Popular culture is filed with so much garbage. So often I hear people saying that quitting isn’t an option, or that the only acceptable outcome is to win. Not only is that attitude impossible, it is also harmful. One person cannot win all the time. It never happens. Eventually even the hardiest, the most skillful, fail or are overcome. And knowing when to quit has prevented uncountable human tragedies — it is a basic life skill whether fight or flee.

If you watch any contest shows on television — and there are plenty of them (athletic, romance, food, etc., etc..) — the introduced contestants are always the “best” and they always give 110% (which is actually impossible — you can’t give more than you have), and they are going to beat all the other contestants. By the end of the program you find out that all of the contestants save one have lied — they have all been beaten no matter their cockiness or arrogance.

Why do people think it’s so important to brag in that manner? Why do they insist upon making fools of themselves?

I’m sure you’ll hear some people say it’s all part of the game; that they are psyching out the competition. Personally I think they would be better served by being better prepared for the competition than filling the air with empty promises.

Then there are the people who lack training/experience/confidence who put up a bold front to hide their lack of credentials. Kind of silly when you think about the fact that no matter what you say at the beginning of the contest your actual ability will soon be on display no matter what you say — and if you brag and are taken down you only look the more foolish.

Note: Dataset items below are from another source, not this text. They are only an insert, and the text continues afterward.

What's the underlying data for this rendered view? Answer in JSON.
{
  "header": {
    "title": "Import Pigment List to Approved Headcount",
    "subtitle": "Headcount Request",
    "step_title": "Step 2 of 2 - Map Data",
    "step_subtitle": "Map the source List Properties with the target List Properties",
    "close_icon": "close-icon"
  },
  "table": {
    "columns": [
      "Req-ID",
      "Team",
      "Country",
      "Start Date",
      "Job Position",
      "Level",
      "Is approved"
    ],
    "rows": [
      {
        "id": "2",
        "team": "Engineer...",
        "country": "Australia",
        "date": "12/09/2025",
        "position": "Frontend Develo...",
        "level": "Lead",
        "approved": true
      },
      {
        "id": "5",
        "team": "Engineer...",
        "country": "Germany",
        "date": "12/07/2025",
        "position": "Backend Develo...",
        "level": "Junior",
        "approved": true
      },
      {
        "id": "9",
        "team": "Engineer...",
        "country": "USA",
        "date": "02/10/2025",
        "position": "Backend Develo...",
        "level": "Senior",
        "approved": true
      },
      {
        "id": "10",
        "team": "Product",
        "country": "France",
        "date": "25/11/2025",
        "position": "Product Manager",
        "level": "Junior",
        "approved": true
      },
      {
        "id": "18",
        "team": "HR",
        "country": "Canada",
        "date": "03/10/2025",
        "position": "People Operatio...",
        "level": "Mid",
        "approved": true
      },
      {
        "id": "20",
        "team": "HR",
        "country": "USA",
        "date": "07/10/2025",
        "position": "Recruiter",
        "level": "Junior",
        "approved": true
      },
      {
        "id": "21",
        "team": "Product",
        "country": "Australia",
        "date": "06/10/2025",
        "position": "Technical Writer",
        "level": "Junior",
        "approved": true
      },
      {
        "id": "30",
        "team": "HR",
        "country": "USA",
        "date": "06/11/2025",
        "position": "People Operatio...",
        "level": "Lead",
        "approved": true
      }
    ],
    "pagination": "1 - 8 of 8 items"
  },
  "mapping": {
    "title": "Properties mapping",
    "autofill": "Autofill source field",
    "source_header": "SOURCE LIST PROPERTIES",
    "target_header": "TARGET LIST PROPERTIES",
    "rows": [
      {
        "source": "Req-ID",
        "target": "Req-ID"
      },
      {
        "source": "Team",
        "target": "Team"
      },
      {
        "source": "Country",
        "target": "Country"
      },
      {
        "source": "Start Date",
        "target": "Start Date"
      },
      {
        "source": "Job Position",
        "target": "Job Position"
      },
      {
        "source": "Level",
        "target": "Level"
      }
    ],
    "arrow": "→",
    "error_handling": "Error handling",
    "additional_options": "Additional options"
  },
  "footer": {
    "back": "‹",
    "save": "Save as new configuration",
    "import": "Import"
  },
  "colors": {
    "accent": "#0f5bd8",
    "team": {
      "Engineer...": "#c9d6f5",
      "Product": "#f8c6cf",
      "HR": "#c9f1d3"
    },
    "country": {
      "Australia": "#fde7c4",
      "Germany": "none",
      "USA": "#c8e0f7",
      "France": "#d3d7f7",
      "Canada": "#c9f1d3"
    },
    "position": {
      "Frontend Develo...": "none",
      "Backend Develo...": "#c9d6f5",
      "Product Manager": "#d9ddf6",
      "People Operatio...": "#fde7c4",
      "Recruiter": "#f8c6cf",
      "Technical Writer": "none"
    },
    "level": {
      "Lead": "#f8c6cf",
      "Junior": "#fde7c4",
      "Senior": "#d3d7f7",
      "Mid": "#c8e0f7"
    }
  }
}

It’s also funny that so many of the eliminated contestants can leave the contest prematurely and still they claim to have accomplished what they set out to do — or have “won” as they are being eliminated from the contest having fallen short of the goal. I don’t get it.

I have pushed myself to the limit a great many times. Fortunately I’m not having to do that a lot anymore, but I haven’t forgotten the strain and the effort it takes to do what no one else thinks is possible. And I have to admit that I have never been a great advocate of the visualization technique — visualizing yourself “winning” or beating your opponent. Believe me, just picturing it in your own mind isn’t going to get the job done if you aren’t ready for the contest. Bravado alone won’t make anything happen. And you can say, “Fake it till you make it” but that only works if the competition is likewise ill prepared. If that really worked the world would be filled with more and more small successful companies instead of more and more multinational corporations. At some point, faking it falls short.

Learn to succeed. Learn to assess a situation. Count your resources. Count the costs of success. And then decide if this is a battle worth fighting, or one you’re better off walking away from in order to return another day for a more successful contest.